Senior Data Infrastructure Engineer

Job Number: 113671241

Santa Clara Valley, California, United States

Posted: 16-Apr-2018

Weekly Hours: 40.00

Job Summary

In this role, you’ll be working very closely with a small team of engineers and statisticians to design, build, and maintain systems that enable rapid analysis of large datasets.

Key Qualifications

  • Distributed systems concepts (CAP, “Fallacies of Distributed Computing,” etc)

  • Unstructured storage (distributed filesystems, blob storage)

  • Structured / indexed storage (column stores, faceted search)

  • Distributed processing models (map/reduce, RPC services)

  • Distributed schedulers and resource allocators (e.g., Apache Mesos and YARN)

Description

We’re seeking candidates who are confident in the systems they build, but humble and cognizant of the limitations of their software and infrastructure. This role also requires great communication skills, as you’ll contribute to functional specs and design documents to describe the systems you build to coworkers, other teams, and those who join after you. You might ship bugs – but we hope you also employ strategies to reduce risk through thoughtful design, unit + integration tests, stress tests, CI, instrumentation, and monitoring.

Education

BS/MS CS or equivalent experience.

Additional Requirements

We believe that effective systems design should be sympathetic to the underlying hardware. We hope you have some experience with:

Storage fundamentals (disk types and drive layouts, random and sequential IO, compaction)

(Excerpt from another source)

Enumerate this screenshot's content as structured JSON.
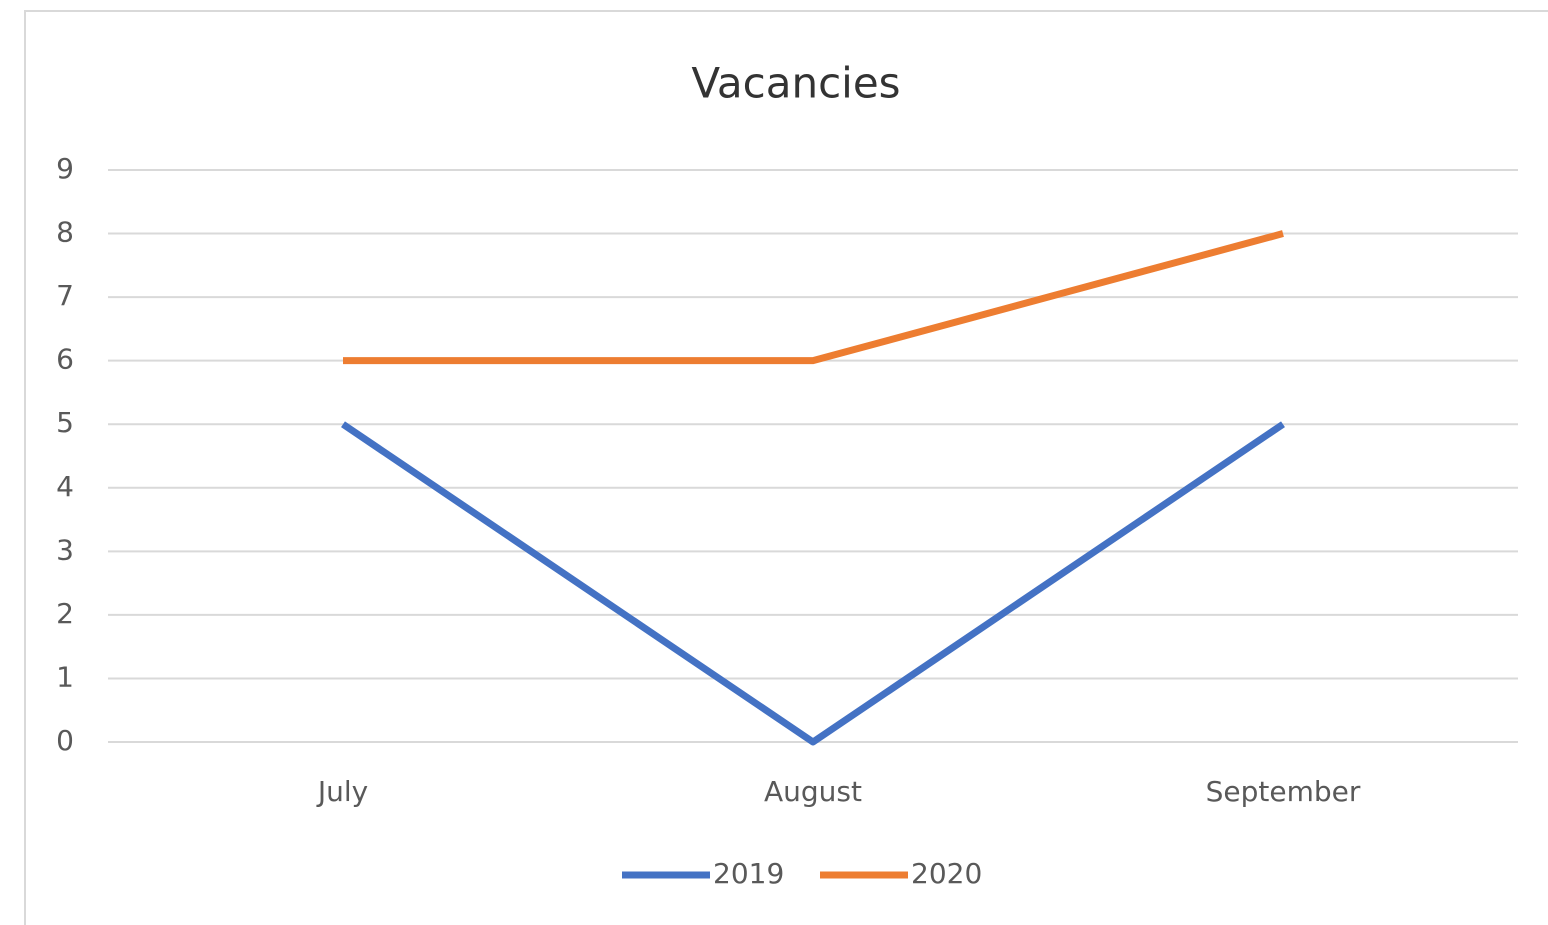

Compute fundamentals (concurrency models, distributed single-threaded versus coordinated multithreaded scheduling, synchronous and asynchronous IO)

Networking fundamentals (data locality, datacenter network layouts, multi-datacenter systems design)

You might have specific experience with Apache projects like:

HDFS or other distributed file systems

HBase, Cassandra, or similar distributed databases

Kafka or another distributed replicated log

ZooKeeper or a similar coordination system

Mesos, YARN, or other resource allocation and scheduling systems

We also hope you have experience with (or strong interest in learning) modern Java and Python.

We don’t expect you’re an expert in everything described above, but we do hope you have strong experience in a few areas, and enough curiosity + desire to become skilled in the rest. If this position sounds like a good match for your interests and skills, please consider applying. You’ve found a unique team.